By: Steve Smith
After setting a record 42 days without recording an up or down day in excess of 1%, albeit while notching incremental new highs, the S&P 500 Index is exploding up some 1.25% following Trump’s first speech to Congress.
It certainly seems like all systems go for a new leg higher but there are questions regarding just how sustainable this move will be. The first concern? Thus far all the buying is based on optimism about policy promises surrounding tax, regulation and infrastructure. The reality regarding specifics, implementation, and timing have yet to be revealed.
The second concern is more ephemeral in nature, namely is this a final blow off top luring in the last retail investors before leaving them holding the bag when this now 8 year long bull market comes to an end?
Recent money flow data suggests the mom and pop retail investor, who have been very reluctant to buy stocks in the years since the financial crisis, may finally be embracing the bull. Maybe it’s the headlines of new highs and positive reinforcement of growing 401k balances stirring the animal spirits that have them piling in. But it comes at a time when professional and institutional money managers are pulling their horns.

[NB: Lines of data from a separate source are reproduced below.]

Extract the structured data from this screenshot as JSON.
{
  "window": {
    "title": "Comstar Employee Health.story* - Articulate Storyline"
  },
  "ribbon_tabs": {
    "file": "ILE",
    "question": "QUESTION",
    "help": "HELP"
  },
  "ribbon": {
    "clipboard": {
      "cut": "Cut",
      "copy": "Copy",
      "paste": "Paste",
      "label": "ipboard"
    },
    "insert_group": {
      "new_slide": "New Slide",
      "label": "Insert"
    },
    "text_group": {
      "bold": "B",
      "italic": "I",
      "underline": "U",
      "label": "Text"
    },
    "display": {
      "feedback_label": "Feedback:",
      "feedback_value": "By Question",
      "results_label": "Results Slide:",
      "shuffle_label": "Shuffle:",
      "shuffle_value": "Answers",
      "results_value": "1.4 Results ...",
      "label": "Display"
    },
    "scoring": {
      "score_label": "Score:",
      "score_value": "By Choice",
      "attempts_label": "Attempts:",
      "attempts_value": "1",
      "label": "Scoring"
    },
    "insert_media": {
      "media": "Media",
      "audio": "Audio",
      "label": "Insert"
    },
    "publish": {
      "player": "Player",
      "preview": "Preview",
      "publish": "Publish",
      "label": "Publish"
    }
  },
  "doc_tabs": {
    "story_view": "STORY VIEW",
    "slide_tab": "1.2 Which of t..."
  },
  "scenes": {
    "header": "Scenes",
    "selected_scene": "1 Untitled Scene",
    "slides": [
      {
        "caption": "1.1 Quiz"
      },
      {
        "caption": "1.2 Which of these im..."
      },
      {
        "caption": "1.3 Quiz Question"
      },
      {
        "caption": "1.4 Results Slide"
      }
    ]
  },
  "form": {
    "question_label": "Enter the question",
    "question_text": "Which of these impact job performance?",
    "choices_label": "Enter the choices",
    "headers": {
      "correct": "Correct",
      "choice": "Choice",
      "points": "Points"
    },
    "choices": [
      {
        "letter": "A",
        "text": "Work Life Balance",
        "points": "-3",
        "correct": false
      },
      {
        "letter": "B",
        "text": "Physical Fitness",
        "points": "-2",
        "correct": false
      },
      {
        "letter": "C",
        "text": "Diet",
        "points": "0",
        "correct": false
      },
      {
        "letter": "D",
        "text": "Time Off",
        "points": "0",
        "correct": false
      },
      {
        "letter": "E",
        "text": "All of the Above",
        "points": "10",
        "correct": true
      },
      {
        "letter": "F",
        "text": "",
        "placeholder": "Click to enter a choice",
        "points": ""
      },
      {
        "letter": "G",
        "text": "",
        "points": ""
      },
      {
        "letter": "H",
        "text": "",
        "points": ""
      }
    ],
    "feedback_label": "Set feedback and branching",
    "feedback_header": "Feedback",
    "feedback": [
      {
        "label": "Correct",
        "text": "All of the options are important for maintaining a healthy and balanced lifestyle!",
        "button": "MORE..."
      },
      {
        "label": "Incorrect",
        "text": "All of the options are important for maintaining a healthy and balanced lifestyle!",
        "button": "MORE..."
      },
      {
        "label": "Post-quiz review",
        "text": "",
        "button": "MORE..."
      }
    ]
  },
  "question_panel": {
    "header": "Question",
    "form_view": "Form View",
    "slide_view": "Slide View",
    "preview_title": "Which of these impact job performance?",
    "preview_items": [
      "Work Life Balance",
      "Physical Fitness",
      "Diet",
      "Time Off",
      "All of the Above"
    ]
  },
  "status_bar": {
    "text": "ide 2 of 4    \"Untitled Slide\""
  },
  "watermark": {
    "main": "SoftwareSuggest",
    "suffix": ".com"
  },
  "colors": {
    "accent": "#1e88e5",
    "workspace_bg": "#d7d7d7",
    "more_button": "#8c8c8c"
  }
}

Over the past week two major banks, CitiBank (C) and JPMorgan (JPM) institutional investors and hedge funds have been quietly selling stocks, while the retail may be the “last man in”, which has typically marks the final rush of bull markets.
Yesterday Bank of America (BAC) released its latest weekly client flow trends report, and what it found was even more of the same. Bank of America clients’ optimism continued to wane last week as clients sold US equities for the second consecutive week, after having been net buyers the prior 14 weeks since the election, with four-week average flows turning negative for the first time since November as well. Net sales were $988 million, with sales of single stocks eclipsing small purchases of ETFs.
But what stands out is for the second week in a row, hedge funds and institutional clients were all net sellers; hedge funds have the longest selling streak at four consecutive weeks while private clients, aka retail investors, who have been the most aggressive buyers in the past few months, continued to be net purchasers.
What did the pros sell? Pretty much everything. Clients sold large and mid caps but bought small caps, after sales of all three size segments the week before. BofA clients were net sellers of single stocks across all 11 sectors last week – the last time this occurred was two weeks prior to the Brexit vote in early June where the market subsequently sold off 6% from peak to trough. Of course it then rocketed higher in the weeks following the vote.
Even if we are not heading into a final blow off it would seem stocks are certainly setting up for a pullback. This is suggested another record the S&P 500 is setting; the index is now on track to end the week 10% above its 50 day moving average, having previously never closed a week at premium of over 8% above the 50 dma. This is truly a stretched market.
The conclusion is, a bear market may not be imminent, but between rush of retail and extended state stocks may be due for a breather – one should lighten their load so as to not be left holding the bag.